Appointed Senate has been designed to perpetuate junta rule, but it could also undermine it
The process to select a new Senate has caused widespread dismay among citizens desperate for transparency and public participation in politics.
Only 7,200 people from across the country have applied for posts in the upper house, far fewer than the 10,000 expected by the Election Commission (EC). The figure is especially disappointing given the huge public budget of Bt1.3 billion allocated for the selection process.
Yet whatever the number of applicants, the Senate selection remains one of the most serious mistakes made by a government in Thai political history. Rather than seeking qualified experts to scrutinise legislation with wisdom, dignity and integrity, the junta wants an obedient bloc to serve to perpetuate its power.
Worse still, rather than putting candidates to a national vote, the junta will handpick 250 nominees to sit in a Senate and oversee a democratically elected lower chamber.
According to the Constitution’s clauses for “democratic” transition, all members of the inaugural Senate, whose term is five years, will be appointed by the ruling National Council for Peace and Order (NCPO).
Of the 250 senators, 50 will be voted in by fellow applicants and 194 appointed by a selection committee, while the six remaining seats will go to the commanders-in-chief of the Armed Forces, the Supreme Commander of the Armed Forces, the Defence Ministry permanent secretary and the National Police chief.
Their main task will be to scrutinise bills before they become law. But this Senate has also been designed to play a role in selecting the prime minister. If the lower house is unable to reach agreement on a nominee after the election, the charter empowers senators to join the vote with MPs to select a PM.
This arrangement delivers a severe blow to hopes for democracy, since it hands appointed lawmakers the same power as elected MPs who have a mandate from the people.
A handpicked Senate is hardly unusual in Thai political history. In fact it wasn’t until the 1997 Constitution passed that Thailand elected all senators. Typically a mixed system of election and selection has prevailed. But never has an appointed Senate been handed the crucial role of helping pick the head of government.
Even with that power in the offing, fewer than expected applied.
Former constitution drafter Chartchai na Chiangmai said he thought the low number of applications was due to a lack of motivation among would-be candidates.
Many of them opted not to apply because it is the NCPO that will select 50 of the 200 candidates short-listed by fellow applicants from 10 professions.
“They see no motivation for them to apply. They are sceptical [and see] that in the end the NCPO may not appoint them,” Chartchai said.
Thanks to the low level of public participation and the opaque selection process, the junta will no doubt find 250 senators who will back its extended rule.
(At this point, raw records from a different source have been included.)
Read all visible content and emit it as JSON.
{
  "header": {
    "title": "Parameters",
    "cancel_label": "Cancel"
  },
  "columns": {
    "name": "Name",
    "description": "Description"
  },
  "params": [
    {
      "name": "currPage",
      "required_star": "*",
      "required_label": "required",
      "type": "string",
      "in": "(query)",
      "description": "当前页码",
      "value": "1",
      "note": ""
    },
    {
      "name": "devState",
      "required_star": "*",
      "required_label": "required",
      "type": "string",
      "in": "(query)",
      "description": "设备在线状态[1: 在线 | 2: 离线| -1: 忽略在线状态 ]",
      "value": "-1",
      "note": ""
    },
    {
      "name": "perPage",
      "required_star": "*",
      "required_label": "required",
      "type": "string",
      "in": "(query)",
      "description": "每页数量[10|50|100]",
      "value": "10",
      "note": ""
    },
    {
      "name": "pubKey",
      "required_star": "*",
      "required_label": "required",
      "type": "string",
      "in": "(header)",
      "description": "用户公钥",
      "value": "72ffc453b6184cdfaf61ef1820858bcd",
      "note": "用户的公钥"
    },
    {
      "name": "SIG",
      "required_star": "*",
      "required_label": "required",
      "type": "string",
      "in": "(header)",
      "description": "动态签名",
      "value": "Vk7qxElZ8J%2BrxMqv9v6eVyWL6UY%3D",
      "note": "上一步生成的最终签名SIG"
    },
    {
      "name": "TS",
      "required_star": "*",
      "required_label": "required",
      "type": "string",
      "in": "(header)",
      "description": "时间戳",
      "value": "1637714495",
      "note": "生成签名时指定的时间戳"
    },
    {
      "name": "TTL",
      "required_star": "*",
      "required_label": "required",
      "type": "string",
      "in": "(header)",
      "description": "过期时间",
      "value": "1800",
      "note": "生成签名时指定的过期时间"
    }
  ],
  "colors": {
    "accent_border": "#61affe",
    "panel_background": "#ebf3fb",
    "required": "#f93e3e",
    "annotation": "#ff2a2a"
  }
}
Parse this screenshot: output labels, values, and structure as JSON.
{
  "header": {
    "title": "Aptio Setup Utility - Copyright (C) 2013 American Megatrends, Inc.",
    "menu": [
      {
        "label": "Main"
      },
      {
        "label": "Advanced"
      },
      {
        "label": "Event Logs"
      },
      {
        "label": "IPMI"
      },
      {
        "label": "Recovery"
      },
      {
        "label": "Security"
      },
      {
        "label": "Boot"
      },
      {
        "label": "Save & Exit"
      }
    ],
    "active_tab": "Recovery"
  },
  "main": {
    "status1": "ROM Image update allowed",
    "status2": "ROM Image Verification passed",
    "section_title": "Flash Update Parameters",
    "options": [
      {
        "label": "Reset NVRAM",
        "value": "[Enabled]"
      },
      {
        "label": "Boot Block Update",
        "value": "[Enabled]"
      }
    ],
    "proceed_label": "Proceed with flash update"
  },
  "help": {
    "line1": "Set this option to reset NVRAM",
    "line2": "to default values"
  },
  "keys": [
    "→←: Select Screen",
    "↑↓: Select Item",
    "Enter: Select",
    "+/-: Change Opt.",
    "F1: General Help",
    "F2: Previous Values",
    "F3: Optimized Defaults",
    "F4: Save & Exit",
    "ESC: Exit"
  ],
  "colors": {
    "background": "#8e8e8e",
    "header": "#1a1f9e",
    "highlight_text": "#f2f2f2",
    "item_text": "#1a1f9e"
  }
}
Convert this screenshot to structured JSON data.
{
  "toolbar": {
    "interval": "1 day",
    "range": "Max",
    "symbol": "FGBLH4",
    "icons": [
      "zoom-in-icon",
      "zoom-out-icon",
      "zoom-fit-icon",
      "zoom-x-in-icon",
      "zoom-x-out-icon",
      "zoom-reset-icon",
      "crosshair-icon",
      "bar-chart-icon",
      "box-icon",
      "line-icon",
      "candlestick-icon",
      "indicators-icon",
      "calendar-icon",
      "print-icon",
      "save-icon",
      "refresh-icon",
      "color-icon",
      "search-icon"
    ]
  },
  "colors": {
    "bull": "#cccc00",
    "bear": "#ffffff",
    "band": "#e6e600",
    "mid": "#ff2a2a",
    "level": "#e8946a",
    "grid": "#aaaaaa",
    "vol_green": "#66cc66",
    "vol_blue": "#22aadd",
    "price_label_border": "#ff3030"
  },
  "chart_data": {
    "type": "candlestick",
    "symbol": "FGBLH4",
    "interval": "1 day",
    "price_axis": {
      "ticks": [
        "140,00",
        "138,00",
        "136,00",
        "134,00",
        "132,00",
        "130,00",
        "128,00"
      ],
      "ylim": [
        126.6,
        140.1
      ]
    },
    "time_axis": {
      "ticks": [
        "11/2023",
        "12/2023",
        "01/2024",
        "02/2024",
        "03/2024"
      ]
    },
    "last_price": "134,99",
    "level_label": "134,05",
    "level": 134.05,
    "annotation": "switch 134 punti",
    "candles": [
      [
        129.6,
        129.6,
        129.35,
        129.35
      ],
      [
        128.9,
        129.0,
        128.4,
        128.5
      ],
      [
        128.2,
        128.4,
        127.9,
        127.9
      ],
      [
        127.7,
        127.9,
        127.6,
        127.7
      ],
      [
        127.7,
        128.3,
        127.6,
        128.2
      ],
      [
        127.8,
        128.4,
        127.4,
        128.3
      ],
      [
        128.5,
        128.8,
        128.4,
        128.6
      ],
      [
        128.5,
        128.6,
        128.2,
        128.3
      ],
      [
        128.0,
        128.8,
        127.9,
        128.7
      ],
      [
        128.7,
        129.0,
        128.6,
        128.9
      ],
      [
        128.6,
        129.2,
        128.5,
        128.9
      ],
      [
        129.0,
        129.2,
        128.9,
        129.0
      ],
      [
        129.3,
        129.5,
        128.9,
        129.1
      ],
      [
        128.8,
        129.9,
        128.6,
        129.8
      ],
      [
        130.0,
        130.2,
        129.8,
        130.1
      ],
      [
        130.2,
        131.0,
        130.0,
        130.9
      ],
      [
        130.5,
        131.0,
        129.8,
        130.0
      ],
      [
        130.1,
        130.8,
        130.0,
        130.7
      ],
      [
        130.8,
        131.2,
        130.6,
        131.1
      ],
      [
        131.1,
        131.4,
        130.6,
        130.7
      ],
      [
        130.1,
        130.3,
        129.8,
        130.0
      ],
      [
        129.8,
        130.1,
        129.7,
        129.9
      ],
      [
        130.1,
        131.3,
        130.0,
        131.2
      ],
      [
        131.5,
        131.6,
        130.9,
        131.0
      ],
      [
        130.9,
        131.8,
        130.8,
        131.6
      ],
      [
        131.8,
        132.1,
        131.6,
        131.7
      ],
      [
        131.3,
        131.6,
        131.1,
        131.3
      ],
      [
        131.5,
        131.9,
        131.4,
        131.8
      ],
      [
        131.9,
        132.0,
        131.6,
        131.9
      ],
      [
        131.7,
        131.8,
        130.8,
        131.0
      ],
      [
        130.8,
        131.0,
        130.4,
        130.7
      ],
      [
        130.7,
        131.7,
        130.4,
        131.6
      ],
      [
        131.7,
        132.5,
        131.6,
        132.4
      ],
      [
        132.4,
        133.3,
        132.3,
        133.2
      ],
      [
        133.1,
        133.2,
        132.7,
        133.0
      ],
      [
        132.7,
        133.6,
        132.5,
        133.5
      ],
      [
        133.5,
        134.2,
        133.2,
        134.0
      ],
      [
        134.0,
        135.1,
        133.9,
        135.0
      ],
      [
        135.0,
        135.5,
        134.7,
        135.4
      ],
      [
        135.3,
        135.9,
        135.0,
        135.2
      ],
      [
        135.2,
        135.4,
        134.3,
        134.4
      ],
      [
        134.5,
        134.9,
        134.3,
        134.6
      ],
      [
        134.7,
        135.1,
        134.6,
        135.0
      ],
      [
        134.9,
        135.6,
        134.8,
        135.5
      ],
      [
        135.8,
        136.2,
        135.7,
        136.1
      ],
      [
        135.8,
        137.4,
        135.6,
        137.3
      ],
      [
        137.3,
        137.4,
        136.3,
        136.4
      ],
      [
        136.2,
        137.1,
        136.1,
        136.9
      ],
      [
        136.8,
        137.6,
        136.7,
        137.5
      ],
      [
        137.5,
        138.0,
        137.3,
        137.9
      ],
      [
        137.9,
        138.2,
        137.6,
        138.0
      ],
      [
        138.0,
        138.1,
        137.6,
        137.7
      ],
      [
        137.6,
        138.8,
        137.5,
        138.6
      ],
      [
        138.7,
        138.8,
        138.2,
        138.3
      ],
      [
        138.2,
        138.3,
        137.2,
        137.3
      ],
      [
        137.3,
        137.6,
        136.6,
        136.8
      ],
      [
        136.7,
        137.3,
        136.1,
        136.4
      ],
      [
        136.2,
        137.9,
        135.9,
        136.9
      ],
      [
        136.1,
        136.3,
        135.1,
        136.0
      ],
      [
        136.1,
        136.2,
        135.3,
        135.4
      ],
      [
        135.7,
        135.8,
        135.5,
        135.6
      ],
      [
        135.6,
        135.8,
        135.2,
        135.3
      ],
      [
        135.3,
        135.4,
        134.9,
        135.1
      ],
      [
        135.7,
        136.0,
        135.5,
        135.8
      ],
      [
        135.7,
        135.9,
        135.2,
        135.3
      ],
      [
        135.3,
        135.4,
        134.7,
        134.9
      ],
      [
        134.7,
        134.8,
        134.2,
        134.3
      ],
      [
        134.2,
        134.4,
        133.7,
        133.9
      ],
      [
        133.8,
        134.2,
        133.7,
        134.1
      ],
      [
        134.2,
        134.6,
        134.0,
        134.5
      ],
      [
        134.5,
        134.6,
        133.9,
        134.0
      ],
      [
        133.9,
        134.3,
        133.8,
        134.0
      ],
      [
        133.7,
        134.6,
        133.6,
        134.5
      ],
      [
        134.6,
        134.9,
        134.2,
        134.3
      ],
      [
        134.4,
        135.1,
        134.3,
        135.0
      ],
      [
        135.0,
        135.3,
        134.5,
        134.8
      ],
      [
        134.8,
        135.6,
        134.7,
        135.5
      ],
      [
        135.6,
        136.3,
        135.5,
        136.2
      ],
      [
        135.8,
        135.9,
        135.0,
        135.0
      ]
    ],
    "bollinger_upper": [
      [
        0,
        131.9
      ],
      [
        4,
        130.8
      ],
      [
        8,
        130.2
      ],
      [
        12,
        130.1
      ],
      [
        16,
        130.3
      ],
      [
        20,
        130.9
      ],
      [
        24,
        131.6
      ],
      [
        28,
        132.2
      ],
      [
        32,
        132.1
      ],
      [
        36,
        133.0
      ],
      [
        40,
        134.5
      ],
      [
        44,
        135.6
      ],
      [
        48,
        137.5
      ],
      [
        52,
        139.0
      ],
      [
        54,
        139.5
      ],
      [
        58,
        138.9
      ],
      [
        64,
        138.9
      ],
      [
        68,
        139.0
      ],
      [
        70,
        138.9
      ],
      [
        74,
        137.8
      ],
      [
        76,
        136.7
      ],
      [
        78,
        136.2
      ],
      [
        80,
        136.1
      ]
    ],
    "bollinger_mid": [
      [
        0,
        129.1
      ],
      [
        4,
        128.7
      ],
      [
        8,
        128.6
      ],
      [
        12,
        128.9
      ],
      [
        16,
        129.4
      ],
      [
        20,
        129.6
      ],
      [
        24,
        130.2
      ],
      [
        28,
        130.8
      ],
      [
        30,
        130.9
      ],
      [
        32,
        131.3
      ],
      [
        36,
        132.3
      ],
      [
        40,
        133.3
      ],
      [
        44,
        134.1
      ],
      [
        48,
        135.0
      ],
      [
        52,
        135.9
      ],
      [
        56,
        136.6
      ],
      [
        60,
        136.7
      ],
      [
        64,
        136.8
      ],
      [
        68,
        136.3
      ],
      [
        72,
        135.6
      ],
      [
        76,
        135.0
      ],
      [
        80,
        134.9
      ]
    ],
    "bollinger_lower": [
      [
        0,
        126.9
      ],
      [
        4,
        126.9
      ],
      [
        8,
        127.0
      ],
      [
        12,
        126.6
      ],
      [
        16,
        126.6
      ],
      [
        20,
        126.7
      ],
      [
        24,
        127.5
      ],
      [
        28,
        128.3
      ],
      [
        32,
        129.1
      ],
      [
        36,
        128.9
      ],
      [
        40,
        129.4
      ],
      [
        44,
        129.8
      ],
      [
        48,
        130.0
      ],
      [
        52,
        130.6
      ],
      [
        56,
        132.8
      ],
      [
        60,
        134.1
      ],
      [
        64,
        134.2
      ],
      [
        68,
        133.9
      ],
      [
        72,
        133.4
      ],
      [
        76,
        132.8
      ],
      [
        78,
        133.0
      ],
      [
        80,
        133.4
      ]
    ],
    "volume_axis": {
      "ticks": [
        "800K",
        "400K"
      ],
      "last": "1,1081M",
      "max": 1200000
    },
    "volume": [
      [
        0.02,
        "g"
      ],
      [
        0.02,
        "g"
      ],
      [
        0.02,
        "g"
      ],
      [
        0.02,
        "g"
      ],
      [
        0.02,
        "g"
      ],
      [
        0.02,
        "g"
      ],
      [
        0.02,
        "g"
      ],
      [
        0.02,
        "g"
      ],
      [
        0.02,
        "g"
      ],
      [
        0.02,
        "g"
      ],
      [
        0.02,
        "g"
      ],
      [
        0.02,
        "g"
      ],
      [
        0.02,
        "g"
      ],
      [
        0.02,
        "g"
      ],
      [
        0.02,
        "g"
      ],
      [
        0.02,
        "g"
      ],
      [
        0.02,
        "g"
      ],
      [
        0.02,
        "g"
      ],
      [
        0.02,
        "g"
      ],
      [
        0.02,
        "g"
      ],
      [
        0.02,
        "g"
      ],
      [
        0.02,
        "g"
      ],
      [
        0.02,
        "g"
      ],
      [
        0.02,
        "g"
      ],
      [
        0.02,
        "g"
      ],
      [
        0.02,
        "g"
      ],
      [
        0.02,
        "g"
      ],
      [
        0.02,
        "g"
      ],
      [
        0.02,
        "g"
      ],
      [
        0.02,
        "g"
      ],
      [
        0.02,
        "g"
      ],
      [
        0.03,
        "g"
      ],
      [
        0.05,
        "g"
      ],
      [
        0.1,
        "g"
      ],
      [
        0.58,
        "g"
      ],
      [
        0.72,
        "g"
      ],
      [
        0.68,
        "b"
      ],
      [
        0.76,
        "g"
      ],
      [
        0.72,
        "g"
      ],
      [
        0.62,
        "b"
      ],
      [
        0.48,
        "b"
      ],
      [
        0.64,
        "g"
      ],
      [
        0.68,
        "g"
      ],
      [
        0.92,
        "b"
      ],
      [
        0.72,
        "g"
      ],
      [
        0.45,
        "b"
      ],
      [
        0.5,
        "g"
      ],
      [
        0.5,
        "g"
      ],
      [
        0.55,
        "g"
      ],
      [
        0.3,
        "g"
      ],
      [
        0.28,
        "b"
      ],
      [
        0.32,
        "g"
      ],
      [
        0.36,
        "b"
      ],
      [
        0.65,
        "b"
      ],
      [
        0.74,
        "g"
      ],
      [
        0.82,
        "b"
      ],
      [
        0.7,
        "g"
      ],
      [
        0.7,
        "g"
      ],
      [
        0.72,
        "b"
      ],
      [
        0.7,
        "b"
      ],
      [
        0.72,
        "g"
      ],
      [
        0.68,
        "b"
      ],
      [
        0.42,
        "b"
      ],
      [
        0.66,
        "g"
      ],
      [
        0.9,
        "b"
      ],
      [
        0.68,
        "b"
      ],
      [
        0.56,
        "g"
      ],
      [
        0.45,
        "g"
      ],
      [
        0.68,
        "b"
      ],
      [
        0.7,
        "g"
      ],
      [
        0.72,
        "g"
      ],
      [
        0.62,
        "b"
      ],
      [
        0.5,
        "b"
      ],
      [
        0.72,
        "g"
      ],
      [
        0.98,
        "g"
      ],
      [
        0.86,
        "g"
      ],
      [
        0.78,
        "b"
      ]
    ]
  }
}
Even more crucial, the junta has the voters in its pocket needed to secure a new head of government. Along with the 250 Senators, the pro-junta parties need only win 125 seats in the lower house to install their choice as the new prime minister of Thailand.
But the bad news for the new government is that the Senate has no authority to join the lower house in voting to pass laws. Hence the first Senate since the 2014 coup will not only be undemocratic, it will also jeopardise the stability of the new government.